CHATTERBOX: ‘Lu and behold!’

Student Living by

Not many professors would start their 10 a.m. class with an Eminem song blaring over the sound system as their half-awake students stumble into the room. Then again, not many professors are like Catherine Lu, who currently teaches Western Political Thought on Mondays, Wednesdays and Fridays in the Adams auditorium

The political science department has more than twice as many men as women professors. How does it feel to be a woman in a seemingly male-dominated field?

It honestly hasn’t made much of a difference to me personally. I’m encouraged by the fact that there have been more women among the new hires during the past three to five years.

If you weren’t a professor what would you be?

I’d probably be a low-income writer struggling to make a living.

If you were President of the United States what are some of the first things you would do?

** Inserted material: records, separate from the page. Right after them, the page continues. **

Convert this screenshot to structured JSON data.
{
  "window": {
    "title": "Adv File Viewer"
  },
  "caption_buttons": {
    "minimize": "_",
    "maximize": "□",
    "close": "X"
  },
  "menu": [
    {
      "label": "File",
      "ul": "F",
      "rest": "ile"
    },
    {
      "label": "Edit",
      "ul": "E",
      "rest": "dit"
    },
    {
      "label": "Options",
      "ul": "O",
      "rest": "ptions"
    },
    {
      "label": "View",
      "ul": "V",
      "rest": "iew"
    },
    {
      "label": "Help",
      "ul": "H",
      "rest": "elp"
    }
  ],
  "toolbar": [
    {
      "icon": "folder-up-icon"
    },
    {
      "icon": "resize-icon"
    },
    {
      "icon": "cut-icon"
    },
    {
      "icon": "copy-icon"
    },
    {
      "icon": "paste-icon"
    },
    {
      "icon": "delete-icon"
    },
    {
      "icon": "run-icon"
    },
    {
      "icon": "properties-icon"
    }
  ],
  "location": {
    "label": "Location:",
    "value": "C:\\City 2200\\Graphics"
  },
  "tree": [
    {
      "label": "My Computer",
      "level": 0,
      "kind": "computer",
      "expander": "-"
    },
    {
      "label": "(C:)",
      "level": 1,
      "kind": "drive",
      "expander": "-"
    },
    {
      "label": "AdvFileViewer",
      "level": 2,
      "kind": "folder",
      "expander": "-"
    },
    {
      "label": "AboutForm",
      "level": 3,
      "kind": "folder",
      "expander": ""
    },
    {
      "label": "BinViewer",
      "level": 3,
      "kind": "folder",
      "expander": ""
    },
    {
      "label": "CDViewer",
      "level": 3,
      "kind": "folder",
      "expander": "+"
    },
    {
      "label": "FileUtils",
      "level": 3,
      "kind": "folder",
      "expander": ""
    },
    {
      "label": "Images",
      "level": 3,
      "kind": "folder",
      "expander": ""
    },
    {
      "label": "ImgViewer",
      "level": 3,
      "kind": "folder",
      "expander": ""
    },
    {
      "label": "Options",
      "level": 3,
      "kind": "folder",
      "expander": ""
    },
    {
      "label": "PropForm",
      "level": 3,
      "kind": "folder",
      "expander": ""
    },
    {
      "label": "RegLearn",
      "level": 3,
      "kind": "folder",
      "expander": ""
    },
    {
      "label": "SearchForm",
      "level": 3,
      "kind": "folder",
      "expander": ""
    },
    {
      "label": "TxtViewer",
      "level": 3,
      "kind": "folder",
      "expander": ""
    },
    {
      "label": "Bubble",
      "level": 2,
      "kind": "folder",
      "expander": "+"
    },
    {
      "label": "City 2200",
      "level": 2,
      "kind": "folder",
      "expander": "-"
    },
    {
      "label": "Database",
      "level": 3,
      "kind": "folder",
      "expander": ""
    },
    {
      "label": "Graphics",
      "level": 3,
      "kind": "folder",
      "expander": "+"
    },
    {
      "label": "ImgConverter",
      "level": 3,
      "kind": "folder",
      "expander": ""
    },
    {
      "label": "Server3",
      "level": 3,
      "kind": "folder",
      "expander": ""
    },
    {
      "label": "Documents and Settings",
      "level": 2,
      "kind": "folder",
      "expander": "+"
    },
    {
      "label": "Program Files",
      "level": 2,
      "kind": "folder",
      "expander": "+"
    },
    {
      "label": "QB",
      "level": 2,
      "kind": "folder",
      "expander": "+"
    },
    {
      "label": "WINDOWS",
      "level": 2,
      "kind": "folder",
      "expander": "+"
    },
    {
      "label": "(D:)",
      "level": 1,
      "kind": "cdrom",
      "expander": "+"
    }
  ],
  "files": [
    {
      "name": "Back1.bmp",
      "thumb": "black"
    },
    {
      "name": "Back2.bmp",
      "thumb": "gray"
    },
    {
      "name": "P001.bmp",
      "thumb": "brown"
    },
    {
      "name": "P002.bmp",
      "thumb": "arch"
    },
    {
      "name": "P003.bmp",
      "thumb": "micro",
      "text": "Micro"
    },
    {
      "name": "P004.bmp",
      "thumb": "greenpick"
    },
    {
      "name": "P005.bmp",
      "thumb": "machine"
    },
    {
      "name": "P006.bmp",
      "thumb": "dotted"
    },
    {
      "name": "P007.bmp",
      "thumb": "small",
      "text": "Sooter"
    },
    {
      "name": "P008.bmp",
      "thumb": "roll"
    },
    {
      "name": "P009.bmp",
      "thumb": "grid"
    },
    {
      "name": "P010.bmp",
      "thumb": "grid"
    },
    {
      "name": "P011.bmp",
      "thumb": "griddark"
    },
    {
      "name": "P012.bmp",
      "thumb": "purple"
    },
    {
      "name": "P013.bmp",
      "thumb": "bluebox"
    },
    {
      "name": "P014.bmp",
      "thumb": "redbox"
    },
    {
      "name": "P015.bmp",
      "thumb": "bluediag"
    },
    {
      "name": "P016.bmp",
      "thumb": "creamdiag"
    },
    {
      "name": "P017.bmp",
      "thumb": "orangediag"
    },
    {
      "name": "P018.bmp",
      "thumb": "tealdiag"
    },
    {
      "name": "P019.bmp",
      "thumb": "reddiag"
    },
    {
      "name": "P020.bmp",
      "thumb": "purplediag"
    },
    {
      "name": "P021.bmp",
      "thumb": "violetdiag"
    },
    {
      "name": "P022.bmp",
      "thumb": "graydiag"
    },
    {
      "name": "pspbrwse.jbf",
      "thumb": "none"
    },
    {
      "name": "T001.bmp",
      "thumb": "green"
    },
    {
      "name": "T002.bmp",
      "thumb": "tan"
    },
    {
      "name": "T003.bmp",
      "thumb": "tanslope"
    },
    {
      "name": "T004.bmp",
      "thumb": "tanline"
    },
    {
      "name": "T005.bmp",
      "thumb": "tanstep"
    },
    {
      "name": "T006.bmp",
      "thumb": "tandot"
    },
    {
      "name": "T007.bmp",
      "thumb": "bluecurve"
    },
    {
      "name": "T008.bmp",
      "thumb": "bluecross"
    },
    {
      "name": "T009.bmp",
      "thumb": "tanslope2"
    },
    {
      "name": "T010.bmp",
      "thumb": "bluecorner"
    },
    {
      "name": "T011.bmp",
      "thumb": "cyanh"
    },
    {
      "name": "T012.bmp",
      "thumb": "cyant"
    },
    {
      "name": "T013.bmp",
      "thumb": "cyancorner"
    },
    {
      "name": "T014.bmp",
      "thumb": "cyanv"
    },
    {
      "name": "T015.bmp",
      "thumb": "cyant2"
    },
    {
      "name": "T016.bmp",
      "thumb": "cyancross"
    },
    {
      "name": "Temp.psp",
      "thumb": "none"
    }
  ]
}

I would make sure trade rules were fairer to developing countries, show international leadership in implementing measures against world poverty and inject the resources needed to combat AIDS/HIV in Africa. I would also close down secret prisons and Guantanamo Bay and adhere to the Geneva Conventions. Those are all foreign policy. For domestic policy, I would set up a fairer tax system and implement social justice reform to make sure American workers make a living wage. … Oh, and I’d take a few flags down.

If you could meet any political philosopher who would it be and why?

Judith Shklar because I would have liked to meet my intellectual soulmate.

[Editor’s Note: Upon being received at Harvard’s Government Department for an interview for graduate studies and being asked why she wanted to go there, Professor Lu replied it was to study with Professor Shklar. The interviewer then told her that Professor Shklar had just passed away the month before, to which Professor Lu answered: “Then I don’t think I want to come here anymore”.]

If you could travel back in time, where and when would you go back to?

I have no desire to travel back in time, in the sense that I don’t believe there was a more idyllic time to live in. … Every time has its own promise and problems. However, if I were to go back in time just to experience something, the choice of when and where is definitely too difficult, as there are so many historical moments that would have been worth experiencing.

What is your favourite thing about McGill?

I think McGill is a place of growth. Since I’ve been here, I’ve seen the institution grow with the energy of newcomers; I love meeting new and interesting people. What’s more, McGill is a tolerant place to work in.

What is your least favourite thing about McGill?

The bureaucracy.

What is an issue you feel strongly about?

Soy sauce on rice. It’s a no-no, except if it’s on sushi.